Indeed, consider the function $F(x)=\dfrac{\sin(x)}x$ on the interval $[0,\pi]$, and the partition $\left\{\dfrac{k\pi}n,k\in[1,n]\right\}$ of $[0,\pi]$. So the Riemann sums $$\dfrac\pi n\left( \dfrac{\sin\left(\dfrac\pi{2n}\right)}{\dfrac\pi{2n}} + \ldots + \dfrac{\sin\left(\dfrac{(2n-1)\pi}{2n}\right)}{\dfrac{(2n-1)\pi}{2n}} \right)$$ converges to $\displaystyle\int_0^\pi F(x)\,\mathrm dx$.
This ia a description in http://www.sosmath.com/fourier/fourier3/gibbs.html.

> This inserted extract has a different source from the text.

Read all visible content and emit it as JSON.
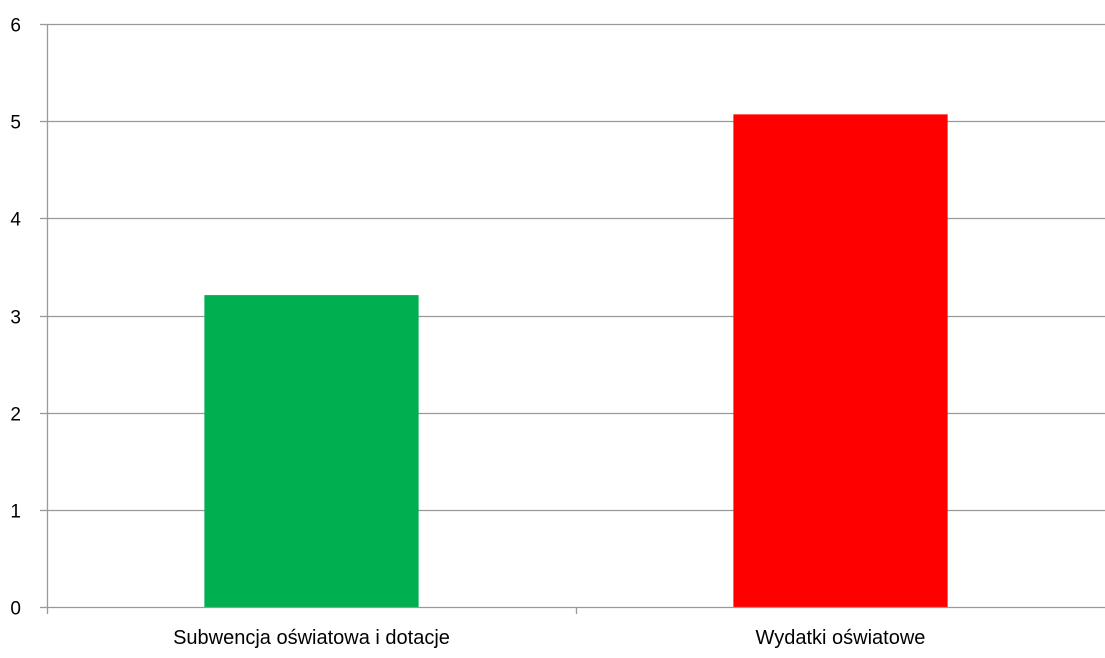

Is the description of Riemann sums right? I don't think it is right. I think it is from $\frac{\pi}{n}$ to $(n-1)\frac{\pi}{n}$.
Generalities: We review the definition of Riemann sum for the function $f(x)$ over the interval $[a,b]$, where $a\lt b$.
First we take points $a=x_0\lt x_1 \lt x_2\lt \cdots \lt x_n=b$. Suppose that for every with $1\le i\le n$, we choose a point $w_i$ in the interval $[x_{i-1}, x_{i}$. Then $$(x_1-x_0)f(w_1)+(x_2-x_1)f(w_2)+(x_3-x_2)f(w_3)+\cdots +(x_n-x_{n-1}f(w_{n})$$ is a Riemann sum for our function.
Often the $x_i$ are equally spaced. Then $x_{i}-x_{i-1}=\frac{b-a}{n}$, and the Riemann sum takes the simpler form $$\frac{b-a}{n}\left(f(w_1)+f(w_2)+f(w_3)+\cdots +f(w_{n})\right).$$
You have met fairly often the special case where $w_i$ is chosen to be the left end of the interval $[x_{i-1},x_{i}]$. This is called a left Riemann sum. But we can alternately choose $w_i$ to be the right end of the interval for all $n$. That's the right Riemann sum.
In general, we can choose $w_i$ arbitrarily in the appropriate interval. We need not choose the point $w_i$ by the same "rule" in every interval. The choice of $w_i$ is absolutely free, as long as each is in the correct interval.
This particular case: In this case, the authors have used a rule for picking the $w_i$. Each $w_i$ is the midpoint of the appropriate interval. Actually, for numerical purposes, that's often a good idea, for then the value $f(w_i)$ is more likely to be close to the "average" value of $f$ in that interval. However, here the purpose is not numerical.
Let's do the details in this case. We have $a=0$ and $b=\pi$. So $x_k=\frac{k \pi}{n}$.
The midpoint of the interval $[x_{i-1},x_{i}]$ is then $\frac{1}{2n}\left ((i-1)\pi +i\pi \right)$. This simplifies to $\frac{(2i-1)\pi}{2n}$.
So we have chosen $w_i=\frac{(2i-1)\pi}{2n}$.
Finally, add up $i=1$ to $n$. The first evaluation point $w_1$ is $\frac{\pi}{2n}$, the second is $\frac{3\pi}{2n}$, and the last evaluation point $w_n$ is $\frac{(2n-1)\pi}{2n}$, exactly as in the formula you quoted.